25/9/09

Tengo un vecino que canta gospel por la noche. Este verano ha cantado bastante, la verdad, o es que al tener las ventanas abiertas del dormitorio se oye más todo, incluido el estruendo lejano de un mercancías que pasa a esas horas, cargado imagino que de cartones de leche o somnolientas botellas de aceite que van al norte.
Este amante de la música evangélica americana comienza su recital a eso de la una o una y media, pasado el tren, en medio de un silencio protegido por las cámaras de seguridad de mi urbanización y un vigilante paquistaní que combate la soledad y el aburrimiento con un televisor portátil de color naranja.
El cantante comienza sin mucho preámbulo su concierto aprovechando que el gospel es un género musical que no necesita de más instrumentos que una voz o un conjunto de ellas; lamentablemente sólo canta él. Jamás escuchándole he corrido al telefonillo para avisar al vigilante y denunciar una actitud contraria a la convivencia, jamás he despertado a mi mujer a esas horas para quejarme o, encendido de ira, llamar a la policía local. Simplemente me quedo muy quieto en la cama, boca arriba, y le escucho; supongo que Dios debe hacer lo mismo que yo tumbado en su cama: estar muy quieto controlando la respiración quizá con las manos enlazadas sobre el pecho, escuchando; quién sabe lo que pensará al hacerlo, al oír sus alabanzas, su agradecimiento porque haya tierra que labrar y un sol que sale todos los días y nos calienta; debe sentirse reconfortado, para Él será como un tuno que ronda su balcón con palabras de amor. Yo no llego a tanto, mi emoción es puramente estética, mi asombro pasa por imaginar cómo será la vida del cantante, dónde vivirá, si cantará tumbado o de pie, si estará desnudo o llevará un ridículo pijama de verano comprado con desgana en un centro comercial, si acompañará su canto con una copa de coñac o algún licor que nunca he probado, si estará solo y si ese es el hecho que le empuja a cantar.
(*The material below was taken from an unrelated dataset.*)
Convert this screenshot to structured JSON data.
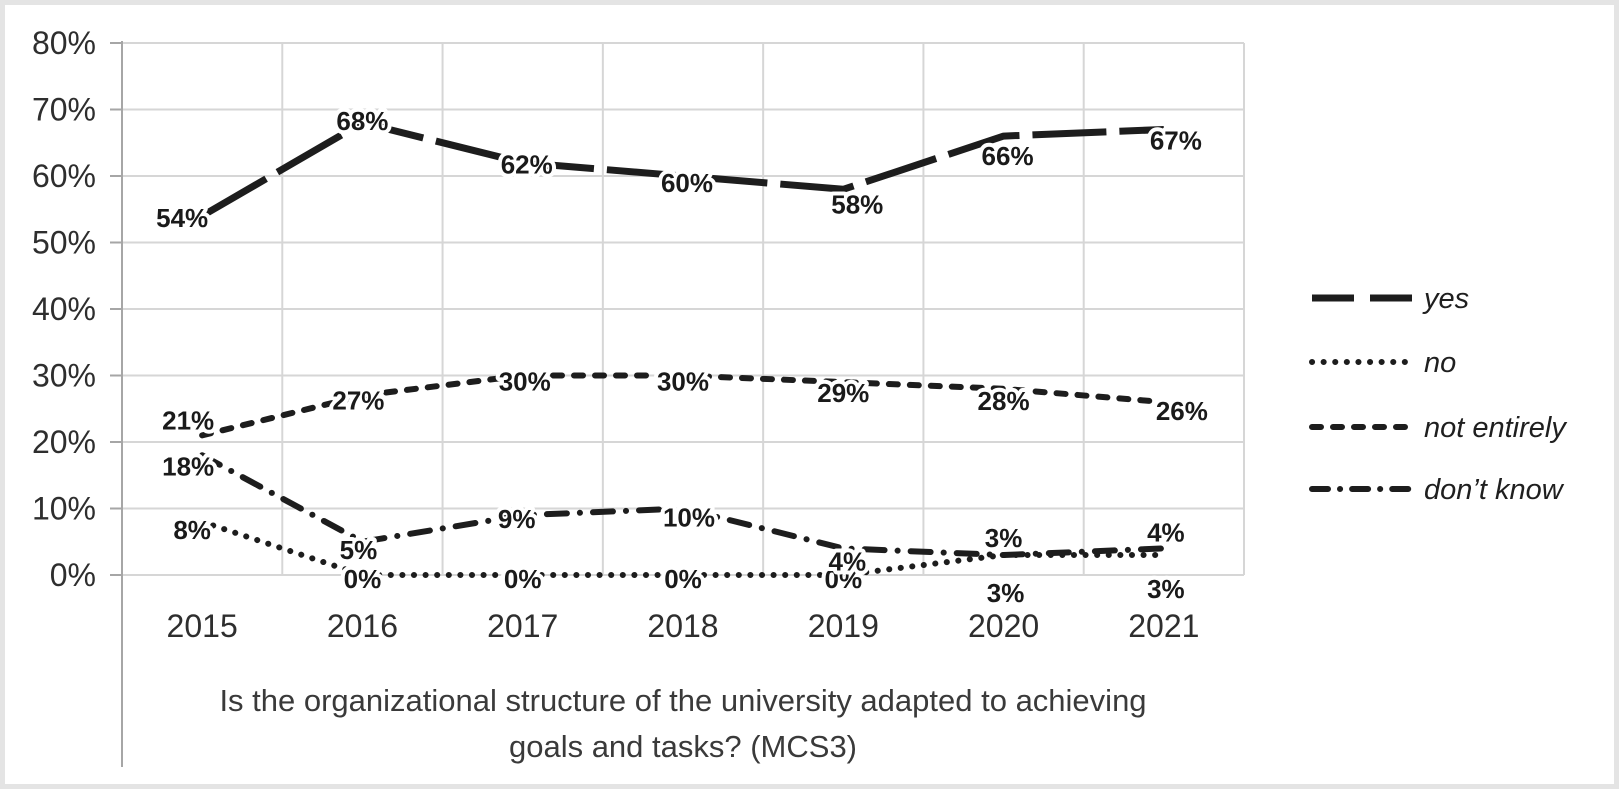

Algunas veces he visto una sombra gigante que bajaba hasta el suelo frente a mi ventana, una sombra que apagaba las luces de las farolas, una tiniebla imprevista que apagaba la meticulosa colección de estrellas del verano; sospecho que se trata de la mano de Dios que desciende para algo, para acariciarle como quien acaricia una miniatura o para cogerle con dos dedos y llevarse al músico a su reino o a su cama más allá del cielo. Cuando pasa eso el cantante deja de cantar y vuelve el silencio y no me gusta que el recital se interrumpa porque a esas alturas ya estaba imaginando extensos campos de algodón, me veía paseando en medio de esos campos mientras un ciervo con unas gafas idénticas a las mías me decía que la vida es más sencilla de lo que creo. Pero esa pausa, ese silencio, no sé, me irrita. ¿Por qué Dios tiene que interferir en los asuntos de los hombres?
Después al poco rato vuelve a cantar. Dios se ha debido quedar dormido o le ha dado pereza bajar la mano y rebuscar entre las casas (para Él de muñecas) y tomarlo a la fuerza. Con ese último pensamiento yo también me duermo esperando que mañana vuelva a estar ahí y tenga ganas de cantar.